Les nouvelles, comme tout récit, ont un début, un milieu et une fin, mais ce qui les gâche, c’est toujours leur fin, le sacrifice du texte au seul profit de quelque retournement ou révélation ultimes, arrivant à l’improviste, soi-disant, mais péniblement entrevus dès la première ligne comme une lumière soit trop crue, soit insuffisante sur l’histoire dès qu’on l’entame.

Luc Dellisse maîtrise l’art de la nouvelle. Il arrive à libérer le genre de cette hantise du coup de théâtre, du pseudo-piège tendu aux lecteurs qui savent bien que, de toute façon, ce qu’ils traversent n’est rien d’autre qu’un alignement de lettres cachées en attente de leur ouverture finale. Cet éternel retour s’inscrit, tout en s’en démarquant, dans la collection (« Belgiques ») lancée il y a quelques années aux éditions Ker. Les enjeux et l’ambition sont ici tout autres, à la fois plus diffus (la diversité générique des textes, oscillant sans arrêt entre témoignage et fiction, est grande ; on voyage aussi énormément dans un livre censé parler d’abord de la Belgique) et plus spécifiques : le cœur de l’album (il existe des albums de prose comme il existe des albums de vers) est l’écriture, plus exactement une idée et une approche de la vie placée sous le signe de l’écriture. Moins pour que tout aboutisse à (seulement) un livre, mais pour que la vie elle-même puisse se vivre et se penser, jour après jour, à la lumière du double référent de l’écriture comme geste et de l’écriture comme instrument de décryptage et de signification.
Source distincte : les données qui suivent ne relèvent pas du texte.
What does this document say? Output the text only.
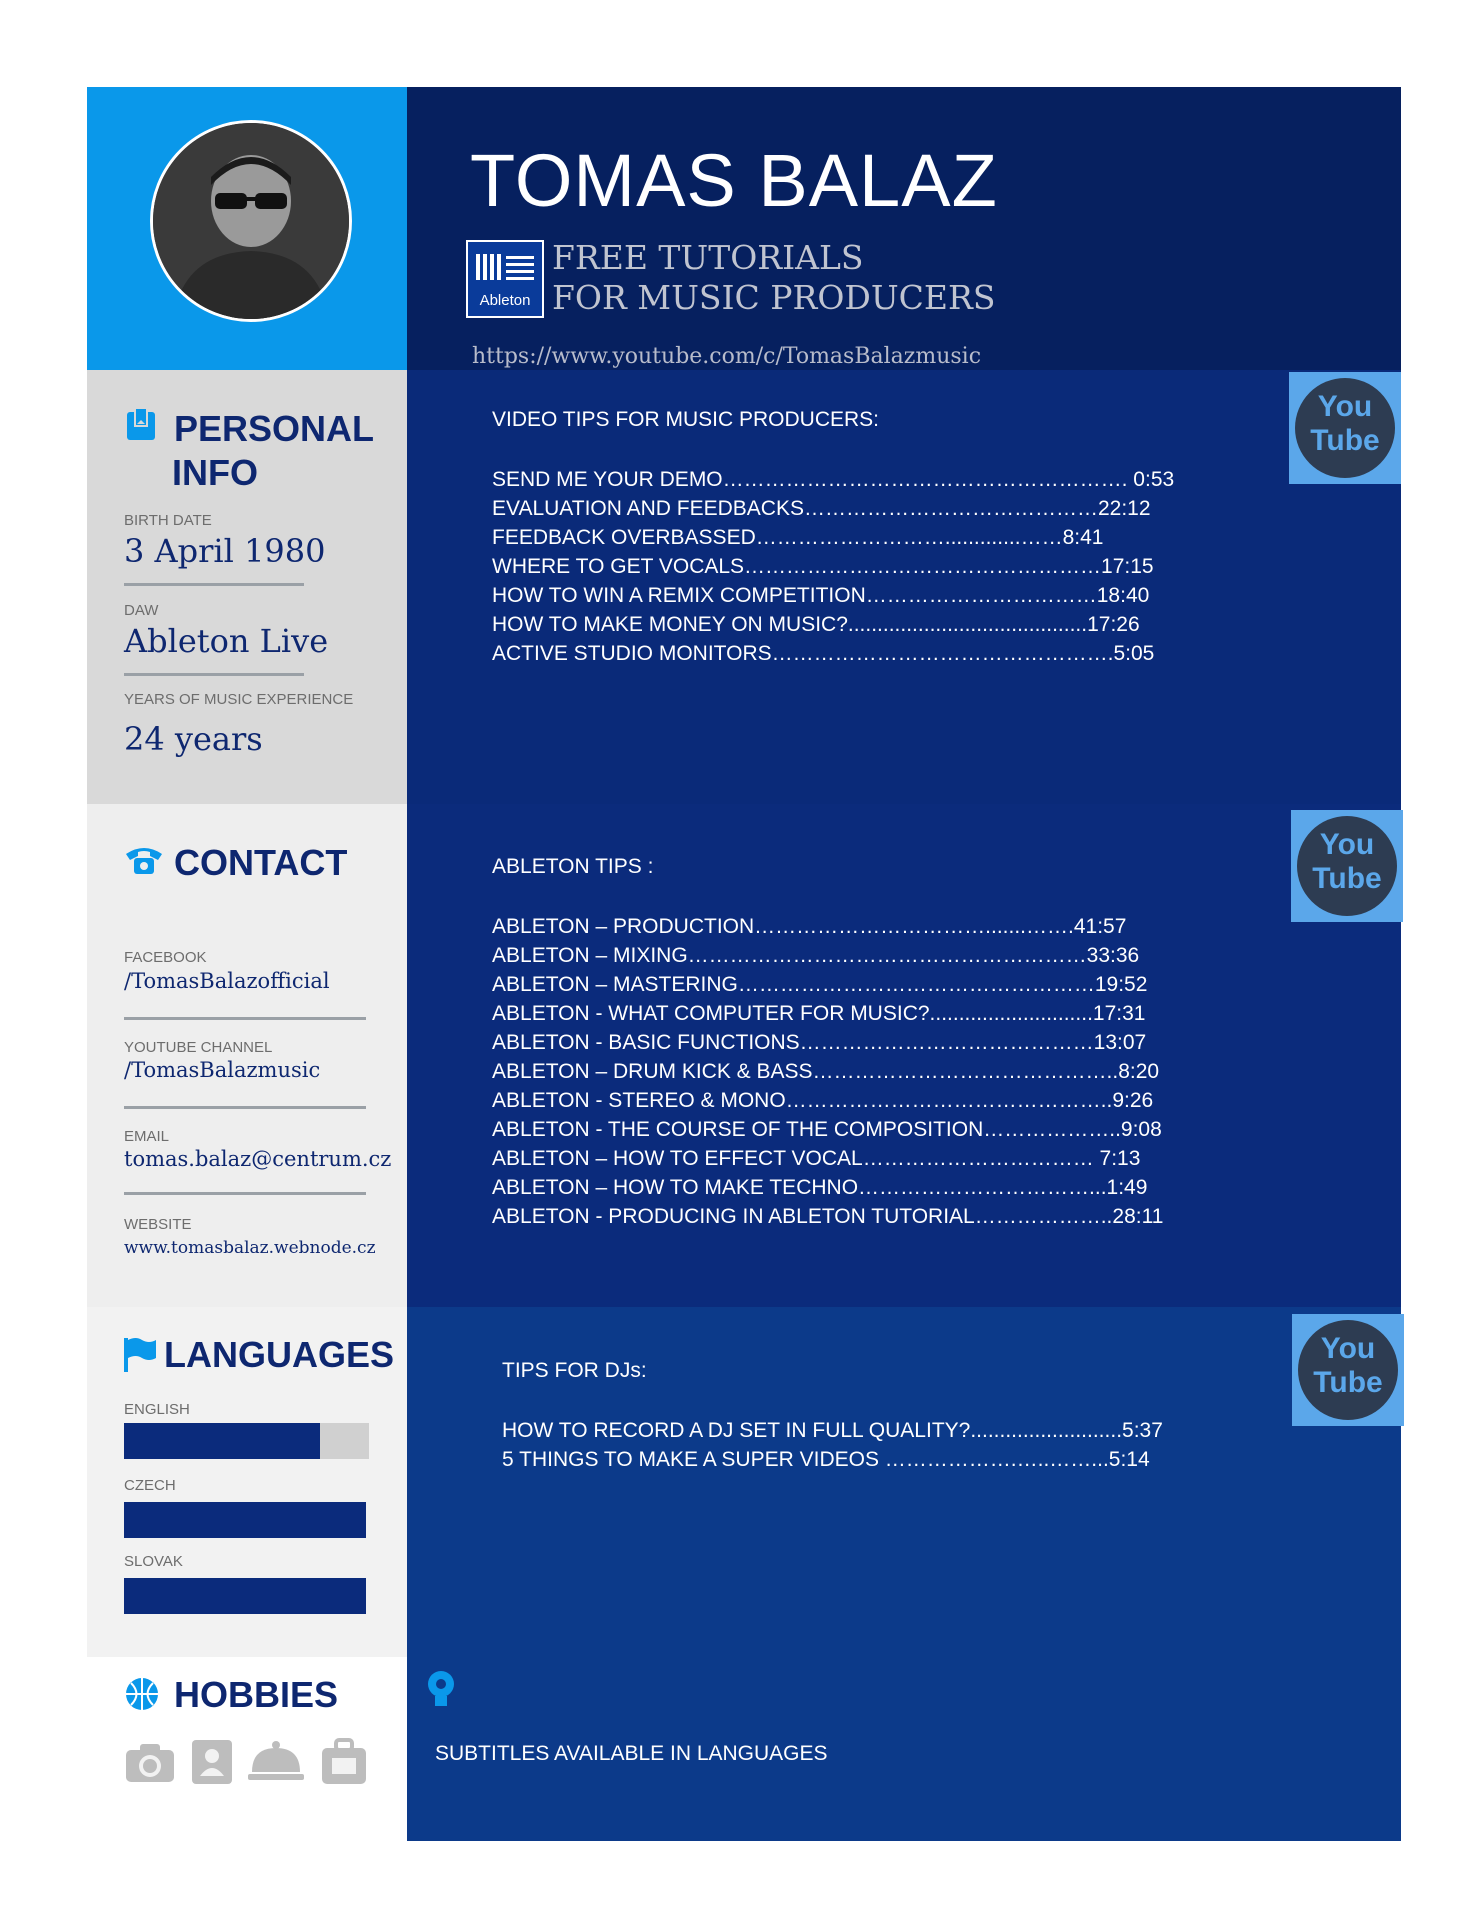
TOMAS BALAZ
Ableton
FREE TUTORIALS
FOR MUSIC PRODUCERS
https://www.youtube.com/c/TomasBalazmusic
PERSONAL
INFO
BIRTH DATE
3 April 1980
DAW
Ableton Live
YEARS OF MUSIC EXPERIENCE
24 years
CONTACT
FACEBOOK
/TomasBalazofficial
YOUTUBE CHANNEL
/TomasBalazmusic
EMAIL
tomas.balaz@centrum.cz
WEBSITE
www.tomasbalaz.webnode.cz
LANGUAGES
ENGLISH
CZECH
SLOVAK
HOBBIES
VIDEO TIPS FOR MUSIC PRODUCERS:
SEND ME YOUR DEMO…………………………………………………. 0:53
EVALUATION AND FEEDBACKS……………………………………22:12
FEEDBACK OVERBASSED……………………….............……8:41
WHERE TO GET VOCALS……………………………………………17:15
HOW TO WIN A REMIX COMPETITION……………………………18:40
HOW TO MAKE MONEY ON MUSIC?.........................................17:26
ACTIVE STUDIO MONITORS………………………………………….5:05
ABLETON TIPS :
ABLETON – PRODUCTION…………………………….......…….41:57
ABLETON – MIXING…………………………………………………33:36
ABLETON – MASTERING……………………………………………19:52
ABLETON - WHAT COMPUTER FOR MUSIC?............................17:31
ABLETON - BASIC FUNCTIONS……………………………………13:07
ABLETON – DRUM KICK & BASS……………………………………..8:20
ABLETON - STEREO & MONO………………………………………..9:26
ABLETON - THE COURSE OF THE COMPOSITION………………..9:08
ABLETON – HOW TO EFFECT VOCAL…………………………… 7:13
ABLETON – HOW TO MAKE TECHNO……………………………...1:49
ABLETON - PRODUCING IN ABLETON TUTORIAL………………..28:11
TIPS FOR DJs:
HOW TO RECORD A DJ SET IN FULL QUALITY?..........................5:37
5 THINGS TO MAKE A SUPER VIDEOS ……………….…..……...5:14
SUBTITLES AVAILABLE IN LANGUAGES
You
Tube
You
Tube
You
Tube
Ce parti pris explique l’art de la nouvelle de Luc Dellisse. L’attention au style y est étale. Chaque mot, chaque phrase, chaque transition comptent autant que l’autre. Même si la trame romanesque en est tout sauf absente, le texte n’est jamais tendu vers sa fin comme une flèche. Il y a même des nouvelles qui paraissent se terminer au beau milieu de leur élan : on tourne la page et au lieu de lire la suite, on tombe sur le début d’un nouveau texte. Mais ce n’est pas la seule manière dont Cet éternel retour échappe à la manie du dénouement. Toutes les nouvelles du livre contiennent des capsules textuelles qui enferment un élément de rime poussant vers des fragments déjà lus ou encore à lire (l’évocation des voyages en train, par exemple, la description des passages du chaud au froid, équivalent intime des nuages se tissant ou se dissolvant sans arrêts dans les ciels belges, ou encore, dans un registre plus technique, la façon particulière de décliner une liste). Ces rimes – un mot, une sensation, une expression – produisent des effets pour le moins paradoxaux. Elles stimulent une lecture en filigrane, qui unit incontestablement le volume (il y a comme une transparence de chaque texte dans tous les autres). En même temps, elles sont aussi un facteur de dislocation (les nouvelles se défont, la partie prend le pas sur l’ensemble, on comprend vite que les échos à distance sont plus essentiels que la séquence narrative qui les provoque). L’un dans l’autre, une telle écriture génère une lecture sans doute plus buissonnière, mais aussi plus profonde et peut-être plus proche du mouvement de l’écriture, elle aussi linéaire et non-linéaire à s’y méprendre.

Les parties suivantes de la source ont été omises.